On a table at the centre of the Chennai Photo Biennale office in Adyar, laid out is a detailed map of Chennai, its various locations of historic and cultural significance marked clearly. Chennai Photo Biennale trustees Varun Gupta, Gayatri Nair, Shuchi Kapoor and Helmut Schippert (director of Goethe Institut) surround it, engaged in an intense discussion — planning for the third edition of CPB, scheduled for next year, has already begun.
Sitting with them are the four recently announced curators: Chennai-based researcher Bhooma Padmanabhan, photographer Arko Datto from Kolkata, artist Boaz Levin from Berlin and researcher and lecturer Kerstin Meincke from Essen, Germany.
The shift from a single curator to four — a healthy mix of photographers, researchers and visual artistes from two countries — makes sense, given the much larger scale of the festival. The third edition of CPB will be held from December 9, 2020 to February 6, 2021: a total of 60 days, twice the length of the previous editions.
“We wanted to provide the visual component to the sabha season,” Varun remarks. Moreover, other festivals across the country, including Delhi’s India Art Fair, Goa’s Serendipity Arts Festival and the Kochi-Muziris Biennale, are also held around this time.
“We hope to capitalise on this group of moving art travellers,” he says, adding that Pongal would also mean more visitors to the beaches. “Last edition, the 15 projected curations displayed, brought a footfall of around 8,00,000 people to Elliots Beach on weekends alone.”
For the past 10 days, Bhooma, Arko Datto, Boaz and Kerstin have been touring the city with the CPB team, looking at possible venues and meeting with artist collectives. This is the first time that the four of them are working together. “The past week has been as much about us getting to know each other, waking up together, eating together and sharing ideas, as it has been about exploring the city,” says Arko.

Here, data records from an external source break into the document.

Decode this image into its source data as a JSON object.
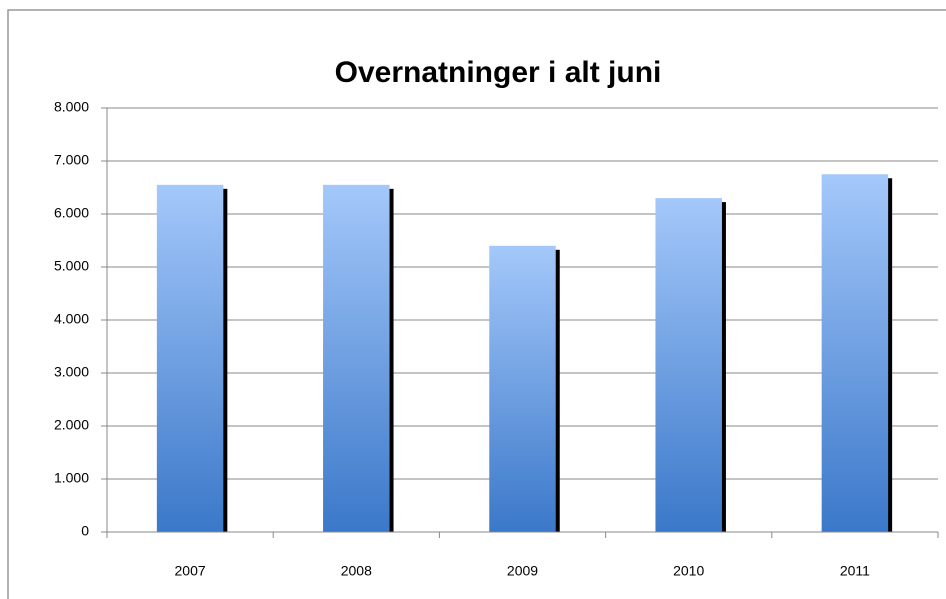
{
  "chart_data": {
    "type": "bar",
    "title": "Overnatninger i alt juni",
    "categories": [
      "2007",
      "2008",
      "2009",
      "2010",
      "2011"
    ],
    "values": [
      6550,
      6550,
      5400,
      6300,
      6750
    ],
    "color": "#5a91df",
    "ylim": [
      0,
      8000
    ],
    "yticks": [
      0,
      {
        "value": 1000,
        "label": "1.000"
      },
      {
        "value": 2000,
        "label": "2.000"
      },
      {
        "value": 3000,
        "label": "3.000"
      },
      {
        "value": 4000,
        "label": "4.000"
      },
      {
        "value": 5000,
        "label": "5.000"
      },
      {
        "value": 6000,
        "label": "6.000"
      },
      {
        "value": 7000,
        "label": "7.000"
      },
      {
        "value": 8000,
        "label": "8.000"
      }
    ],
    "grid": true
  }
}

Bhooma adds that for her, it was like re-discovering the city. “It was a crash course in Chennai’s ecology, infrastructure, development and politics,” says Boaz, who is visiting India for the second time.
What is most interesting for this transcultural team, is understanding the different approaches to photography — it opens up a new way of mapping the city. “We are conscious of the fact that we are engaging with photography as a medium when it is the most accessible, and what that means,” says Bhooma.
One of CPB’s highlights has been its success in re-awakening the city to its heritage spaces. In fact, the Senate House, believes Varun, overshadowed most other venues.
Public spaces and forgotten heritage will once again be a focus for CPB in 2020. We are also looking to display interesting archival material, which hasn’t been shown before. That is something we are looking forward to,” says Kerstin.
The process of curation will not be strictly structured, but for the next 365 days, the team will constantly be on the lookout for talent, ideas and possible collaborations. “Wherever we go from now on, whomever we visit, we will have our CPB glasses on,” says Bhooma.